To support the PSA scorecard, we relied on discussions from The Journal of Infectious Diseases, the CDC's MMWR reports, and West J Med's report of a 1990 California outbreak of measles to generate the statistics and assumptions embedded in this PSA. We are not epidemiologists or health workers, so this is only a placeholder for what might be more appropriate statistics and better handling by said professionals! It does assume, however, that at least some of the the county or district health departments in the United States would be giving thought to the following statistics or calculations: 
  1. Immunization rates in their community;
  2. Estimated 'R' rates of diffusion/transmission, especially in school systems based on attendance and classroom conditions;
  3. The likelihood of infection rates, based on #1 and #2;
  4. Estimated hospitalizations and deaths based on their age and health demographics;
  5. Average hospital and other related medical expense statistics.
It's a strong message, and a worst case scenario. Although we've qualified some of the statements with hypotheticals, it may be excessive. We assume that health departments have to find the right balance between developing strong language that encourages community health-mindedness, versus sensitivity to those who truly have medical exemptions or other significant religious concerns.  

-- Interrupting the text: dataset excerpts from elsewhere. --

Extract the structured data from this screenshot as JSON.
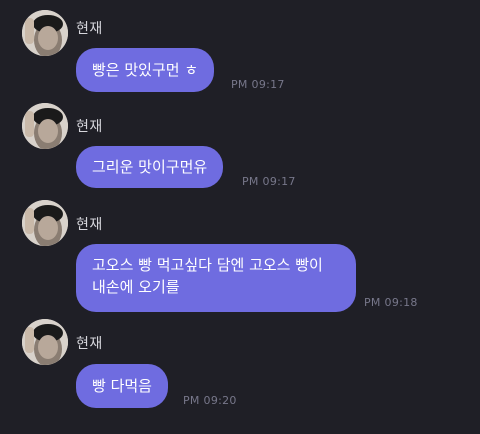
{
  "messages": [
    {
      "sender": "현재",
      "text": "빵은 맛있구먼 ㅎ",
      "time": "PM 09:17"
    },
    {
      "sender": "현재",
      "text": "그리운 맛이구먼유",
      "time": "PM 09:17"
    },
    {
      "sender": "현재",
      "lines": [
        "고오스 빵 먹고싶다 담엔 고오스 빵이",
        "내손에 오기를"
      ],
      "time": "PM 09:18"
    },
    {
      "sender": "현재",
      "text": "빵 다먹음",
      "time": "PM 09:20"
    }
  ],
  "colors": {
    "background": "#1f1f26",
    "bubble": "#6f6ce0",
    "bubble_text": "#ffffff",
    "name": "#d6d6dc",
    "time": "#77778a"
  },
  "icons": {
    "avatar": "profile-photo"
  }
}
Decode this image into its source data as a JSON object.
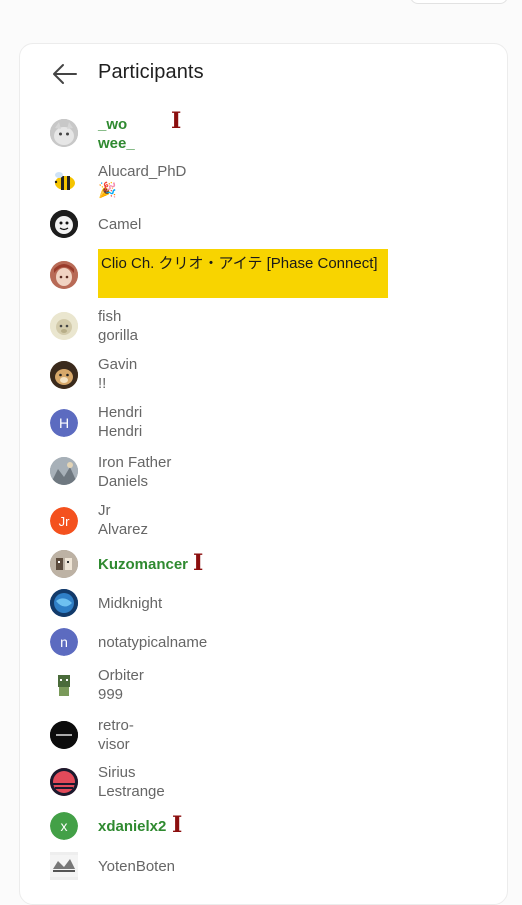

And, importantly, we assume that county and district health departments would have the resources to collect, compile and regularly produce not only the statistics #1 - #5, but also to be able to produce and distribute the information in the format we've provided above. So, we think of it as a starting point, but perhaps the actual implementation of the solution might have to be iterative and even more grassroots. 

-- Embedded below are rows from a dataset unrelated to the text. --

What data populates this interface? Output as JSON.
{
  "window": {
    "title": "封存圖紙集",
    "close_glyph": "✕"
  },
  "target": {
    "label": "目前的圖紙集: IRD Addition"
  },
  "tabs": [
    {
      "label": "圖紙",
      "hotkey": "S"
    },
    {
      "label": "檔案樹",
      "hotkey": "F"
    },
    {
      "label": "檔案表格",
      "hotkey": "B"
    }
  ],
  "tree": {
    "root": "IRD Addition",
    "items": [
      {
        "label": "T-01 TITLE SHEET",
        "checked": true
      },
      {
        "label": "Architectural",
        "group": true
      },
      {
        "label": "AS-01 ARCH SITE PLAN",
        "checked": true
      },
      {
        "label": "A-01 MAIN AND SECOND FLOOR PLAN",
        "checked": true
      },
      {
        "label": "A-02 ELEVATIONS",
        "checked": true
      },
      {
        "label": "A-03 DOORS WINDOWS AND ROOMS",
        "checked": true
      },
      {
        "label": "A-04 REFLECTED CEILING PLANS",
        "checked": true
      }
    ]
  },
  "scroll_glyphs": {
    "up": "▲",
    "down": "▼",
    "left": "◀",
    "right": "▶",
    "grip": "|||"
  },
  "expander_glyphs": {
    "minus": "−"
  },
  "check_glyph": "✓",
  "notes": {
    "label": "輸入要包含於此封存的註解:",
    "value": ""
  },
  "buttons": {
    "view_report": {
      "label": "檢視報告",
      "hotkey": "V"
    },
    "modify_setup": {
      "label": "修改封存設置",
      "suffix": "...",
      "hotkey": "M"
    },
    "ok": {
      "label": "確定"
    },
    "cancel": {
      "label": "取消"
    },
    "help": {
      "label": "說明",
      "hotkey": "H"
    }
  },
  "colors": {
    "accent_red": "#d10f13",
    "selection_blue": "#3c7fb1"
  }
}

And finally - it goes back to the issue of whether a media organization with a national reach can effectively describe this issue in national terms. Our conclusion: it's valuable in terms of bringing attention to the issue, but the real value, as it often turns out, is illustrating what it means to you and me. 

What are your thoughts? Is this sensible? Excessive? Something else? 

We said this at the beginning: this is NOT the forum to debate whether there is a link between vaccination and autism. It's rather the forum to debate the effectiveness and validity of the original visualization, and our proposed alternatives. Please limit your comments to those on-topic.